Ann (not her real name), who has been married for 20 years, says her main issue was before marriage. The dowry process was bad. Her dad and uncles requested 73 cows just so they could discourage her suitor. After the dark cloud had settled and they got married, she narrates how she sailed the murky waters to get to where they are now.
“I learned to create boundaries in our intertribal marriage. The good thing is, my husband has been all along supportive. He handles any issues that concern his family. I learned to say no to relatives coming to our house, especially sleepovers, or having nieces and nephews over the holidays. My children who are now 18 and 16 years don’t speak Kikuyu or Maasai. And it’s ok with us. They are Kenyans!”
Liberty to choose
While we want to think of ourselves as a progressive society, these stories tell us that we still have a way to go. From the city folks to our clansmen in the village, the narrative is the same. There’s this fear of what the other tribe is about. The fear that our sons and daughter will be absorbed into a “foreign” culture that we disapprove of. We’ve embraced the thought that our culture is better and our ways superior to the other tribes. But is it? Our cultures are just different. There shouldn’t be a battle of superiority or a numbing fear of the unknown.

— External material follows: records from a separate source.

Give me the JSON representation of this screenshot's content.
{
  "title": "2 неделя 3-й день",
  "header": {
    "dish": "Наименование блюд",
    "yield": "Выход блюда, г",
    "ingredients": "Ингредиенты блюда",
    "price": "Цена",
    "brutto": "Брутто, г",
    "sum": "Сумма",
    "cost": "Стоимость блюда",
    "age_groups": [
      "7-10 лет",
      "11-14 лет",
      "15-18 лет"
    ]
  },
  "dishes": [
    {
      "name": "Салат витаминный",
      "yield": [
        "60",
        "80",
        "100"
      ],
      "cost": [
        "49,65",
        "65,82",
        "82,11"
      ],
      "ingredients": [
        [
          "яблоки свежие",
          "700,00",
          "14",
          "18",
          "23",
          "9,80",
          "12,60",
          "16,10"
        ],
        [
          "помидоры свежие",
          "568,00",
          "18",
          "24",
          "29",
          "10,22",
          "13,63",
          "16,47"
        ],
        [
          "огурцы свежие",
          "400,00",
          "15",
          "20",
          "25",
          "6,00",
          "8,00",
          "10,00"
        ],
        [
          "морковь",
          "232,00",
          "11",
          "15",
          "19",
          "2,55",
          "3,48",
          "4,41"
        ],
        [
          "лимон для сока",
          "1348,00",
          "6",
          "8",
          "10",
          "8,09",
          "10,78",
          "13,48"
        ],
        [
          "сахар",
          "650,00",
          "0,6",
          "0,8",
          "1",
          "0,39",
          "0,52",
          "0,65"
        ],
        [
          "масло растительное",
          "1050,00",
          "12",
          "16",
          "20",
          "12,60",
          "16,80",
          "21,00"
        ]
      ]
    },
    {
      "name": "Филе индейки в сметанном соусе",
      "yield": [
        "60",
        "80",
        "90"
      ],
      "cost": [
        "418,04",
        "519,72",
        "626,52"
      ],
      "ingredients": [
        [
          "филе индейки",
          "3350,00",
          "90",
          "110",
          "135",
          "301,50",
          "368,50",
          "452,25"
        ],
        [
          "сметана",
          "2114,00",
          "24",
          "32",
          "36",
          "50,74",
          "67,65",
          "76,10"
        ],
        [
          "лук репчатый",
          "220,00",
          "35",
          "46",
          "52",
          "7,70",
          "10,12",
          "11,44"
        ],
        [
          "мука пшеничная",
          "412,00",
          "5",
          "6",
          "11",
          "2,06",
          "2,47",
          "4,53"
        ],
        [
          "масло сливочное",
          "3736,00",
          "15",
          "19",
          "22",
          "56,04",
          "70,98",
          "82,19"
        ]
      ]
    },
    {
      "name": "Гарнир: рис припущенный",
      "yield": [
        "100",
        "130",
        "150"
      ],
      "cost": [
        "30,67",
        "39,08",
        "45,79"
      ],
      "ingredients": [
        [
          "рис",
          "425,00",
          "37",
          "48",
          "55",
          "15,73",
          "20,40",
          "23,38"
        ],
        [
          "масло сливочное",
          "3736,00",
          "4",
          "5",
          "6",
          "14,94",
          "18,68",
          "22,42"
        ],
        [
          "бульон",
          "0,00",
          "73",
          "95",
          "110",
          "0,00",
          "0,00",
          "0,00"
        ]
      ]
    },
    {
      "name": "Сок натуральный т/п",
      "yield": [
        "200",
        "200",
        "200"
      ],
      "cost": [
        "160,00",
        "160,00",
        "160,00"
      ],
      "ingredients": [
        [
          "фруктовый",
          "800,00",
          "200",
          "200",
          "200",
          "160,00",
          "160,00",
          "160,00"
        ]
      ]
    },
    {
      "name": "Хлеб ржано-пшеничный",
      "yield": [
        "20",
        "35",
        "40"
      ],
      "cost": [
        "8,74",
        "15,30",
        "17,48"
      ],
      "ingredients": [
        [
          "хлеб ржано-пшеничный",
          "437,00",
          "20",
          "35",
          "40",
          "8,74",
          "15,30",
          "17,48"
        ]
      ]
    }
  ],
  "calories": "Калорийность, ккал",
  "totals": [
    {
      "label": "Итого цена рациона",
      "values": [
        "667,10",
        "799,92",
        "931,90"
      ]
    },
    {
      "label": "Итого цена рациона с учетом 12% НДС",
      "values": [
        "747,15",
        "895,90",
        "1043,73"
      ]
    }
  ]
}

What if we could let go of our preconceived notions of what the other tribe is about? In that case, there would be the beautiful chance of intertribal marriage being an opportunity to learn and increase our awareness about the 42 tribes in Kenya.
Perhaps it’s time we focused more on the individual and less on the tribe. Maybe it’s time to shed light on those intertribal marriages that are blossoming. Our brothers, sisters, daughters, and sons need to have the freedom to choose their life partners without fear of being rejected by their people.
Perhaps it’s time we embrace our diversity. We have 42 tribes, for Christ’s sake! It can’t be that your tribe or my tribe is the perfect one. And even if you or I believe it to be, how about letting others explore what this diverse nation has to offer? And what better way to explore this than through marriage?